Para verificar a viabilidade da encomenda, foi pedido a Marques da Silva que apresentasse um projeto detalhado. Isso permitiu-lhe reformular os desenhos académicos e adaptá-los às circunstâncias construtivas e às particularidades específicas de São Bento.
Adjudicação e variações do projeto
Após algumas hesitações políticas, em Setembro de 1899 foi-lhe finalmente adjudicado o projeto, sendo remunerado pelo trabalho a fazer e também pelas propostas que já tinha apresentado.
Durante alguns anos Marques da Silva desenvolveu várias versões de um primeiro projeto, reagindo aos sucessivos pareceres das várias comissões a que se submetiam os desenhos.
Esse primeiro projeto, nas suas várias versões, caracteriza-se pela presença da grande nave metálica na composição da fachada principal.
As principais questões em debate sobre os desenhos consistiam na disposição do serviço dos Correios e Telégrafos, anexo aos serviços de passageiros e bagagens, e em dúvidas sobre as metodologias de execução e conceção da estrutura metálica.
Desde os desenhos iniciais era explícita a adoção de uma forma em U, com entrada central através da frente mais extensa e orientada para a Praça Almeida Garrett, de topo relativamente à orientação das linhas dos comboios.
O início e o fim das obras da Estação de São Bento
Em 1903 começaram as obras de construção do edifício, seguindo um novo projeto que Marques da Silva entregou em Março desse ano, e ainda que tenha sido sujeito a alterações e ajustes posteriores, foi esse projeto que caracterizou os elementos fundamentais da Estação de São Bento tal como a conhecemos hoje, nomeadamente a opção de construir um grande vestíbulo independente da cobertura metálica das plataformas de embarque.
Com vários atropelos às suas competências como arquiteto, tendo inclusive chegado a ser dispensado da direção das obras em 1909, a obra foi seguindo o seu curso.

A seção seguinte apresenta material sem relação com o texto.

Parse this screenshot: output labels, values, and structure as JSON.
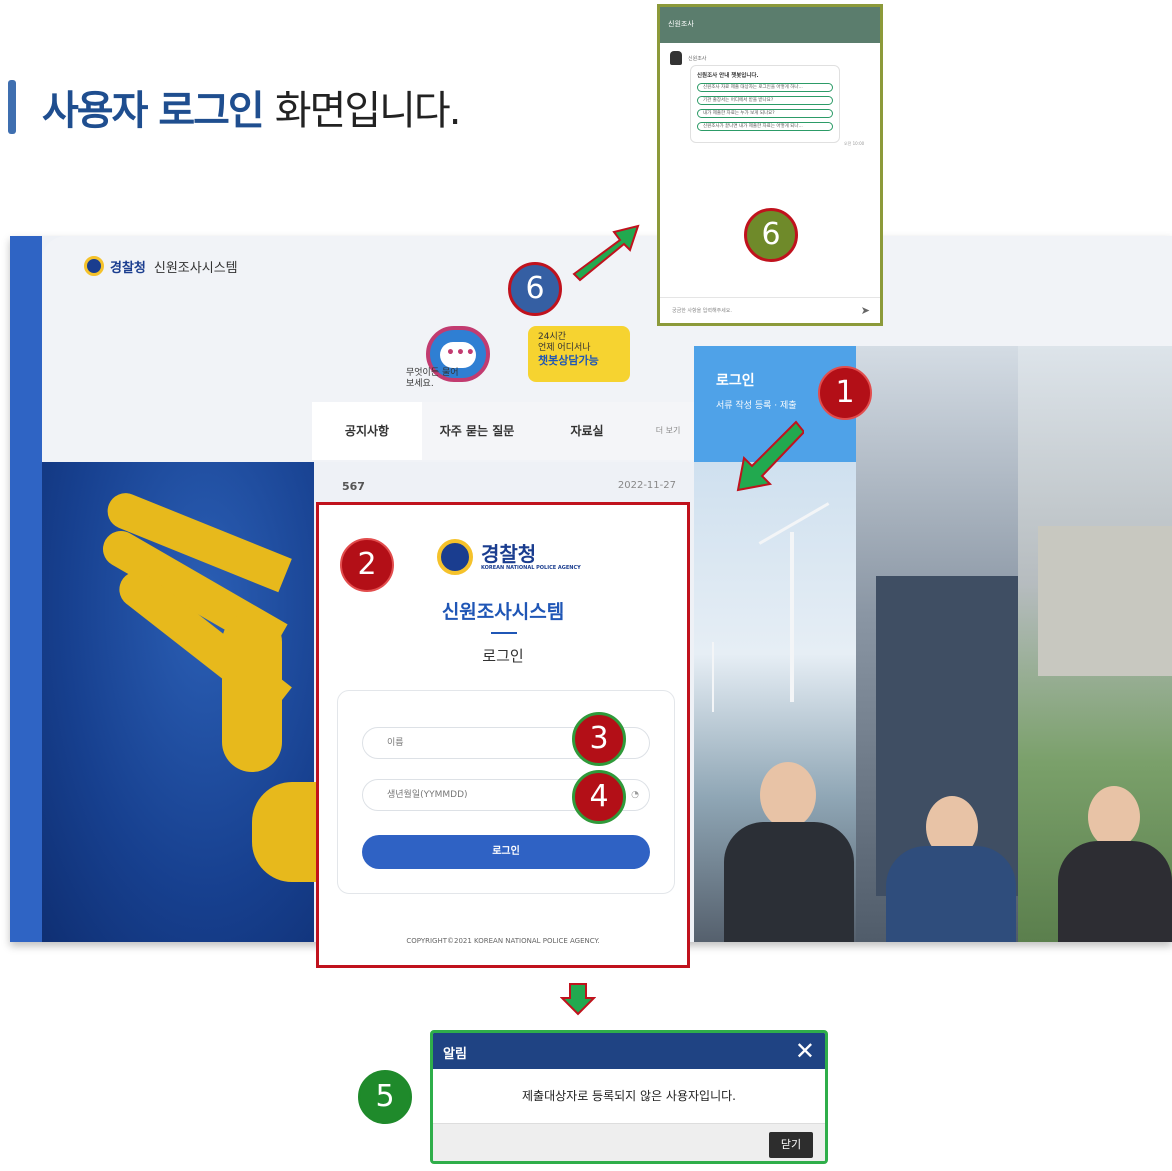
{
  "heading": {
    "bold": "사용자 로그인",
    "light": "화면입니다."
  },
  "brand": {
    "agency": "경찰청",
    "system": "신원조사시스템"
  },
  "chatbot": {
    "ask": "무엇이든 물어보세요.",
    "line1": "24시간",
    "line2": "언제 어디서나",
    "line3": "챗봇상담가능"
  },
  "tabs": [
    "공지사항",
    "자주 묻는 질문",
    "자료실"
  ],
  "more": "더 보기",
  "notice": {
    "number": "567",
    "date": "2022-11-27"
  },
  "login_tile": {
    "title": "로그인",
    "subtitle": "서류 작성 등록 · 제출"
  },
  "modal": {
    "agency": "경찰청",
    "agency_en": "KOREAN NATIONAL POLICE AGENCY",
    "title": "신원조사시스템",
    "subtitle": "로그인",
    "name_placeholder": "이름",
    "birth_placeholder": "생년월일(YYMMDD)",
    "login_button": "로그인",
    "copyright": "COPYRIGHT©2021 KOREAN NATIONAL POLICE AGENCY."
  },
  "chat_popup": {
    "header": "신원조사",
    "bot_name": "신원조사",
    "greeting": "신원조사 안내 챗봇입니다.",
    "chips": [
      "신원조사 자료 제출 대상자는 로그인을 어떻게 하나...",
      "기관 출장서는 어디에서 받을 받나요?",
      "내가 제출한 자료는 누가 보게 되나요?",
      "신원조사가 끝나면 내가 제출한 자료는 어떻게 되나..."
    ],
    "time": "오전 10:00",
    "input_placeholder": "궁금한 사항을 입력해주세요."
  },
  "badges": {
    "b1": "1",
    "b2": "2",
    "b3": "3",
    "b4": "4",
    "b5": "5",
    "b6": "6"
  },
  "alert": {
    "title": "알림",
    "message": "제출대상자로 등록되지 않은 사용자입니다.",
    "close": "닫기"
  }
}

Em 1911 Marques da Silva projetou a Estação de Correios e Telégrafos que resolvia a relação do edifício com a rua do Loureiro e que nunca chegou a ser construída.
Essa encomenda não significou o acréscimo da sua autoridade sobre a execução do projeto de que foi autor, pela qual continuou a batalhar até 1916. Nesse ano a obra da Estação ficou finalmente concluída e o hall da estação, com azulejos de Jorge Colaço, foi inaugurado nos festejos do sexto aniversário da República.
Da origem académica à expressão final da obra construída, a Estação de São Bento é um exemplo paradigmático da arquitetura beaux-arts.
A composição da planta, ditada por uma lógica funcional objetiva, rege-se por um sistema de eixos ortogonais sobre o qual assentam volumes com uma unidade construtiva específica.
À conjunção dessa massa volumétrica articulada o desenho confere um carácter coerente baseado num princípio decorativo específico.
Neste caso, a materialidade do granito constitui-se como uma massa monumental onde as janelas e portarias, mais do que transparências, funcionam como perfurações num edifício compacto.
Terá sido esse, eventualmente, o carácter mais original da Estação que, como monumento formador da identidade urbana, introduziu nas práticas construtivas da cidade um gosto inédito.
A lenda da última freira
Pouca gente sabe a lenda do fantasma da estação de São Bento. Um fantasma afável e discreto, mas teimoso em vida, e que, segundo a lenda, ainda percorre os corredores da estação de São Bento nas horas menos movimentadas. Vamos recuar um pouco no tempo…
A Estação de São Bento foi construída no local onde existiu, no passado, o convento beneditino de São Bento de Avé Maria. Este convento era bastante seletivo e apenas aceitava mulheres de determinada condição social, sobretudo nobres.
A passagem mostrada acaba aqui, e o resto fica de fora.